‘Catástrofe faz Haiti voltar 15 anos no tempo’

Para representante da OEA no Haiti, terremoto faz com que avanços obtidos venham ‘por água abaixo’

Ricardo Seitenfus chegou do Haiti na quinta-feira para passar férias em sua cidade natal, Arroio do Tigre (RS). As férias, provavelmente, salvaram a vida do representante especial no Haiti do secretário-geral da Organização dos Estados Americanos (OEA), José Miguel Insulza. O prédio da ONU, onde ele trabalhava, desabou. Seus dois colegas, o tunisiano Hedi Annabi, chefe da missão da ONU, e seu vice-representante especial, o brasileiro Luiz Carlos da Costa, morreram.

Seitenfus se preparava para embarcar ontem de volta para Porto Príncipe, num avião da Força Aérea Brasileira. Além de assumir os trabalhos da OEA e da ONU, terá a triste tarefa de descobrir o que aconteceu com os mais de cem funcionários das Nações Unidas no Haiti.

Antes de embarcar no avião da FAB – e de mergulhar na incomunicabilidade -, Seitenfus falou ao Estado, por telefone. Ainda abalado, o representante da OEA, que estava preparando as eleições para o Parlamento, em 28 de fevereiro, prevê que elas serão canceladas. “O Haiti volta 15 anos atrás”, lamenta. “A maior injustiça feita a um povo das Américas foi essa.” Ele adverte que haverá saques e manifestações violentas.

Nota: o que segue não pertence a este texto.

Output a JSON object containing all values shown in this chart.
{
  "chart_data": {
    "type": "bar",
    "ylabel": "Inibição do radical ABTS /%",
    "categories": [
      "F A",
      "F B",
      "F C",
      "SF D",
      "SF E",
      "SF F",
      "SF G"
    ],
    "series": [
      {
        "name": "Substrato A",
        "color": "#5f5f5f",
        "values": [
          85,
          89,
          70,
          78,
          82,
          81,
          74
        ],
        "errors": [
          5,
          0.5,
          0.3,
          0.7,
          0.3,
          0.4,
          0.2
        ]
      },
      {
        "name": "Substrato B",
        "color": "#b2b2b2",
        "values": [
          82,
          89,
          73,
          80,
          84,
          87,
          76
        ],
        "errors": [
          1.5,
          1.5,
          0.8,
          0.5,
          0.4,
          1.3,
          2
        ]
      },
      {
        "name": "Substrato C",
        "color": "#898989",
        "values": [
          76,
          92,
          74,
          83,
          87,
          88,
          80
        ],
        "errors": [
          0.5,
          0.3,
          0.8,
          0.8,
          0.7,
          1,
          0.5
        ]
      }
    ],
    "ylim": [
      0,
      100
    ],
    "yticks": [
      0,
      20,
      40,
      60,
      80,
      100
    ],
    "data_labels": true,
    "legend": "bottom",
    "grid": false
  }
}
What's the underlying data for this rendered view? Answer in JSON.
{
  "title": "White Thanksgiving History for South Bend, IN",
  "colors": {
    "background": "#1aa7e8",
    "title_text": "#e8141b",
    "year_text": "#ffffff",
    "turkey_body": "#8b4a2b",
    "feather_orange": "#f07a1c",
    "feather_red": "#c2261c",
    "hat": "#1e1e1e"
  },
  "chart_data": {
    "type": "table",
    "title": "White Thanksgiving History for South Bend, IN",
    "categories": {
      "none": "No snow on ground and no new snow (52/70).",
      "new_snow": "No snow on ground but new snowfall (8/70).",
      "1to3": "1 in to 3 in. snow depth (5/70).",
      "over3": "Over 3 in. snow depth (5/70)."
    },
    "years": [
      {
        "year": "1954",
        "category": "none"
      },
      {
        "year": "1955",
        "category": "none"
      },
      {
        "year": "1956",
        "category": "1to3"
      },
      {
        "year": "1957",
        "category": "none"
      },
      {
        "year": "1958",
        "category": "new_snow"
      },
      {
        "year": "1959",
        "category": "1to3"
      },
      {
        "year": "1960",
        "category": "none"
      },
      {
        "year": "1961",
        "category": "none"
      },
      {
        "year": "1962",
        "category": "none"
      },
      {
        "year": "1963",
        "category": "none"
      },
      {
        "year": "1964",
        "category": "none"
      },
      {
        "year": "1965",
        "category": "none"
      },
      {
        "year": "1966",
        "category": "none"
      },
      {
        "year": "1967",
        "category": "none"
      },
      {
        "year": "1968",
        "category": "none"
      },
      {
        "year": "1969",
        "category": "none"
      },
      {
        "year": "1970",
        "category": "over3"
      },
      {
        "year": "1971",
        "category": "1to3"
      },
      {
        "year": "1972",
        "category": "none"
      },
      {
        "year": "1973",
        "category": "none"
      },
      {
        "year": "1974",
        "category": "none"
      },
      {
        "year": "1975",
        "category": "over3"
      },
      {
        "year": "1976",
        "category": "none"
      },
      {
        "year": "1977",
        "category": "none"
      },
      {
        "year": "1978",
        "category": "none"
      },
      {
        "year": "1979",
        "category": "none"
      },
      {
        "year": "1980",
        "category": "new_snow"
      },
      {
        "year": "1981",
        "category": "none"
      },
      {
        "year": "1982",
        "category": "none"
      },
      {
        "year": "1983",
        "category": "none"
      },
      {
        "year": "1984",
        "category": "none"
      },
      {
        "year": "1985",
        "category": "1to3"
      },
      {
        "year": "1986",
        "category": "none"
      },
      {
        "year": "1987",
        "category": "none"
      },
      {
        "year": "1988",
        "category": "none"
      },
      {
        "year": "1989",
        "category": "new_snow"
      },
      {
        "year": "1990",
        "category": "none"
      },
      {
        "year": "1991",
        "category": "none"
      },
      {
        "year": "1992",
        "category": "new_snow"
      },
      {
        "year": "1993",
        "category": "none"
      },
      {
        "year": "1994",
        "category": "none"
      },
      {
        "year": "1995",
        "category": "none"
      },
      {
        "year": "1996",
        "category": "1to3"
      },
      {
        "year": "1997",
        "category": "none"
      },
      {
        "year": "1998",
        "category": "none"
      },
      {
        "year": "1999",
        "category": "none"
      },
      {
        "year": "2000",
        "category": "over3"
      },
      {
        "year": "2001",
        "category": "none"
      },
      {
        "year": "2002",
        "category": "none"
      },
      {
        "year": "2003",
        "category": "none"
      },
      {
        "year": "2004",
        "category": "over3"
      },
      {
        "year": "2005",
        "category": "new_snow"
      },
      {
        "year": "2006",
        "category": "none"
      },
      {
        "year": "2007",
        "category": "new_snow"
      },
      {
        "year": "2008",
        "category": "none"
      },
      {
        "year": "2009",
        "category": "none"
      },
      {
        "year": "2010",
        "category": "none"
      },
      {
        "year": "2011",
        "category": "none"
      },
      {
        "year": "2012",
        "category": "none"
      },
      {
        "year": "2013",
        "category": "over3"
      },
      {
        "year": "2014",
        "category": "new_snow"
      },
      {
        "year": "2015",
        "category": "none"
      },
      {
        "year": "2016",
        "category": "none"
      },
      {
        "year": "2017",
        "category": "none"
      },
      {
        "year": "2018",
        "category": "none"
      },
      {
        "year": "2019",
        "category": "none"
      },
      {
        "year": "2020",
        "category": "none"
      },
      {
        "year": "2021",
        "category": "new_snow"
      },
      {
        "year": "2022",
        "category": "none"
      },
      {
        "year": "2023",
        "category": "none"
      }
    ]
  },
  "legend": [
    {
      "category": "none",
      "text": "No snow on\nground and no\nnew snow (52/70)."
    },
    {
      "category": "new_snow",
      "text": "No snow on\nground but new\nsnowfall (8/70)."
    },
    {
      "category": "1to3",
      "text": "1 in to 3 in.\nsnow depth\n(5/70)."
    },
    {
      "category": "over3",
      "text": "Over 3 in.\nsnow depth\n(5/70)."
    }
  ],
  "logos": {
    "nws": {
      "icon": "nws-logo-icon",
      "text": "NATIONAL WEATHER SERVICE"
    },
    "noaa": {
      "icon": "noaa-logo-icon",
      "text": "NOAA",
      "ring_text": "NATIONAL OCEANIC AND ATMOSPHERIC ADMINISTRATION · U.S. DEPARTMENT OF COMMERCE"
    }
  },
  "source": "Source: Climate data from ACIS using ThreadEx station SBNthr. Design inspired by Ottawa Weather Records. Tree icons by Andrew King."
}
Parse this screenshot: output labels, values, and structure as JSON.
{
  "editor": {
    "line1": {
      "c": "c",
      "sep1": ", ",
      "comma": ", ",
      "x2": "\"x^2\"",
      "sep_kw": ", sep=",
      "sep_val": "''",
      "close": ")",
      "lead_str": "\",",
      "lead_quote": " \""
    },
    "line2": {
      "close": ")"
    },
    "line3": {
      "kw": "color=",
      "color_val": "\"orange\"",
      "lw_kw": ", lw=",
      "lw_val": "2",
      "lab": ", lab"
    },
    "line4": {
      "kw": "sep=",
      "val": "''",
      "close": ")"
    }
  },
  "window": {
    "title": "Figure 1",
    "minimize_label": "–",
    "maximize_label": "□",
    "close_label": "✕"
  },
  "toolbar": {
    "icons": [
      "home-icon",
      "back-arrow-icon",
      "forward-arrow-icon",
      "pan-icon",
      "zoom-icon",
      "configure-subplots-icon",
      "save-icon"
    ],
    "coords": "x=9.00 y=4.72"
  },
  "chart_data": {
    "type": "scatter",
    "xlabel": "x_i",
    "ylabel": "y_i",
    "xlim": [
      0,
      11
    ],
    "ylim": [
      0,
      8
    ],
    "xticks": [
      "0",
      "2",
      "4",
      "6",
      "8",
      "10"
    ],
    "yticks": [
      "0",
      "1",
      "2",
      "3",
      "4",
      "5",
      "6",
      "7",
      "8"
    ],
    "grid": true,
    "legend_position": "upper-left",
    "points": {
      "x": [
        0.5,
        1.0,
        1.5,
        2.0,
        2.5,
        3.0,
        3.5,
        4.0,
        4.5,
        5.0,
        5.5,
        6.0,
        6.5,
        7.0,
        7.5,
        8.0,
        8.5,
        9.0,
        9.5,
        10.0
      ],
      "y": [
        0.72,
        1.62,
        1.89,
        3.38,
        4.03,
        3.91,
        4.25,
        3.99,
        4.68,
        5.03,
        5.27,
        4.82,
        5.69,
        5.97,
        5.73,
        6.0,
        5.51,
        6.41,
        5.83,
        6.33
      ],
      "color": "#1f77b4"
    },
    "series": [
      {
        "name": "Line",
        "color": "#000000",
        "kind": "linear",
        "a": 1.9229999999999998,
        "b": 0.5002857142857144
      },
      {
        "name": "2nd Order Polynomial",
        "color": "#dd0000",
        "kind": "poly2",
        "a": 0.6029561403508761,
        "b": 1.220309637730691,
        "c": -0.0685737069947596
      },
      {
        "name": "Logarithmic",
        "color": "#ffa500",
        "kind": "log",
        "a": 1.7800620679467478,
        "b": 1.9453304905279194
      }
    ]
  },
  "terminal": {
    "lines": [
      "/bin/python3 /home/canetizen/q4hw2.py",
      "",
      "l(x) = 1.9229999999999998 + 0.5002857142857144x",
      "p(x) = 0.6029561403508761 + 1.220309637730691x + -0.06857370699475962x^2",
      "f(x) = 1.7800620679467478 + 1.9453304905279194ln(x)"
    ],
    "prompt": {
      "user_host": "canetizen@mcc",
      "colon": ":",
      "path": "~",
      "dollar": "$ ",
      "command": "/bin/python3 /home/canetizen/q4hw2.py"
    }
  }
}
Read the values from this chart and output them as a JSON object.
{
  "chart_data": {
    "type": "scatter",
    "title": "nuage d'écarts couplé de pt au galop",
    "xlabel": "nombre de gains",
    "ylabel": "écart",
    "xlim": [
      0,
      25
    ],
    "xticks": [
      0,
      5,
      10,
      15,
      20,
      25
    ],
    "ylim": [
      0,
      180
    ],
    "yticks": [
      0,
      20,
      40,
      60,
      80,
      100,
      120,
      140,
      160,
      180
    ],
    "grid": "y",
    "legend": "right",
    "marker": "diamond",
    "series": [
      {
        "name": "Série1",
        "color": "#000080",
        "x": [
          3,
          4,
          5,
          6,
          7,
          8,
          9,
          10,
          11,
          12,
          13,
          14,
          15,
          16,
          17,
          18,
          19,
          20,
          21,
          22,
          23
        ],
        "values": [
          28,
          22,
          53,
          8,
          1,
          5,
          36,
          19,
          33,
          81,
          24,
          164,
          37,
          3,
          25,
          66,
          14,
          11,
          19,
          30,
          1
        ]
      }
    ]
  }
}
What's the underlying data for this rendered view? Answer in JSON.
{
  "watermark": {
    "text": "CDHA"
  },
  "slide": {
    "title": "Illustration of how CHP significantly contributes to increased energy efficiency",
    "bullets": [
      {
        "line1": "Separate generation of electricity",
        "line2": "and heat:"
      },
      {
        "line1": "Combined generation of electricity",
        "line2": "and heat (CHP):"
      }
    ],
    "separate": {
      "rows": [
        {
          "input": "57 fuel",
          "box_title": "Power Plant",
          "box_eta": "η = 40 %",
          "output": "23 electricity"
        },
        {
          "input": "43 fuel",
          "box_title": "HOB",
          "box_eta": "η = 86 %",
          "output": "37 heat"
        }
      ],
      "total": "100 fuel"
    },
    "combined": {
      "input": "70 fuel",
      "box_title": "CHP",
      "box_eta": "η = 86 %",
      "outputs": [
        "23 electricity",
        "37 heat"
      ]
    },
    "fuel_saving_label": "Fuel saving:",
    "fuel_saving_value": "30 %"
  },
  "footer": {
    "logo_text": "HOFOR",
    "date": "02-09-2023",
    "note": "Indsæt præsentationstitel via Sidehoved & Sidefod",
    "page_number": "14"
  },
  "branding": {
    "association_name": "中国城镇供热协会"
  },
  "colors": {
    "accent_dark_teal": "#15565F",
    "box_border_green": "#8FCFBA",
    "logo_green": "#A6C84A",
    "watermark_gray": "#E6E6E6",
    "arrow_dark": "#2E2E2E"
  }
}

Por que o senhor está voltando?

Por várias razões. Primeiro, porque não há mais representantes da ONU no Haiti. Os dois faleceram. Caiu o prédio da ONU e eles foram soterrados. Não tem ninguém dos organismos internacionais. Outra razão é que estou muito preocupado, porque não há notícia nenhuma dos meus funcionários. Em terceiro lugar, tem uma reunião na sede da OEA do Grupo de Países Amigos do Haiti agora, para definir uma estratégia de auxílio imediato ao Haiti, e eu preciso estar no país. Isso me custa muito, mas é uma obrigação moral.

Quantos funcionários vocês têm lá?

Quase cem, com todos os projetos, dos quais dez estrangeiros e o restante, haitianos.

Como estava o Haiti ultimamente?

Estava melhorando. Tínhamos todo um planejamento político para este ano. Haveria eleições para o Parlamento, dia 28 de fevereiro, com segundo turno no início de março. As eleições presidenciais seriam em novembro. Enfim, seria um ano essencialmente político, de reforma constitucional e reformas institucionais. Tudo isso veio por água abaixo. Acho que o Haiti volta 15 anos atrás.

Como o senhor se sente?

Muito mal. Ontem (terça-feira) à noite, quando eu soube que o palácio tinha sido atingido, que a catedral havia sido derrubada, que o hospital de Petionville também, que a sede das Nações Unidas havia caído, imaginei aquelas casinhas coladas nos flancos das montanhas em volta de Porto Príncipe. A maior injustiça feita a um povo das Américas foi essa. Os haitianos não mereciam.

O senhor acha que isso pode unir os haitianos?

Essa é a minha grande preocupação. Tenho muita dificuldade em fazer o que eu chamo de tirar o bode político da sala do povo haitiano, para que finalmente eles caminhem no mesmo sentido. Há muito egoísmo dos políticos, que têm o povo como refém. Espero que isso possa dar a eles uma consciência. Mas eles são muito duros entre eles. O fundamental agora é tentar salvar as pessoas que estão sob os escombros. Você vê pelas imagens que não há uma única pessoa com uniforme fazendo esse tipo de trabalho, ou seja, não há nenhum serviço de resgate, nem da Minustah (missão da ONU) nem do governo haitiano, nada. São os civis que estão tentando, com as mãos nuas, tirar as pessoas lá de dentro.

Por quê?

Porque, pela primeira vez, o sistema das Nações Unidas foi fortemente atingido. Temos dezenas de estrangeiros, civis e militares mortos. E não existe defesa civil no Haiti. Não há um helicóptero do governo, não há um guindaste, um cão farejador, não há nada.

O senhor teme saques?

Sem dúvida. Haverá movimentos de protesto, bloqueios de estradas e ruas, queima de pneus, manifestações violentas e saques. A ausência de qualquer auxílio ao povo que está embaixo da terra vai ser muito mal recebida.

As eleições podem ser mantidas para este ano?

Não. Mas não sou eu que decido, é o Conselho Eleitoral Provisório. Estávamos organizando tudo, sob supervisão da OEA, com financiamento internacional, tudo certinho. Mas não vejo condições de fazer essas eleições agora, no fim de fevereiro.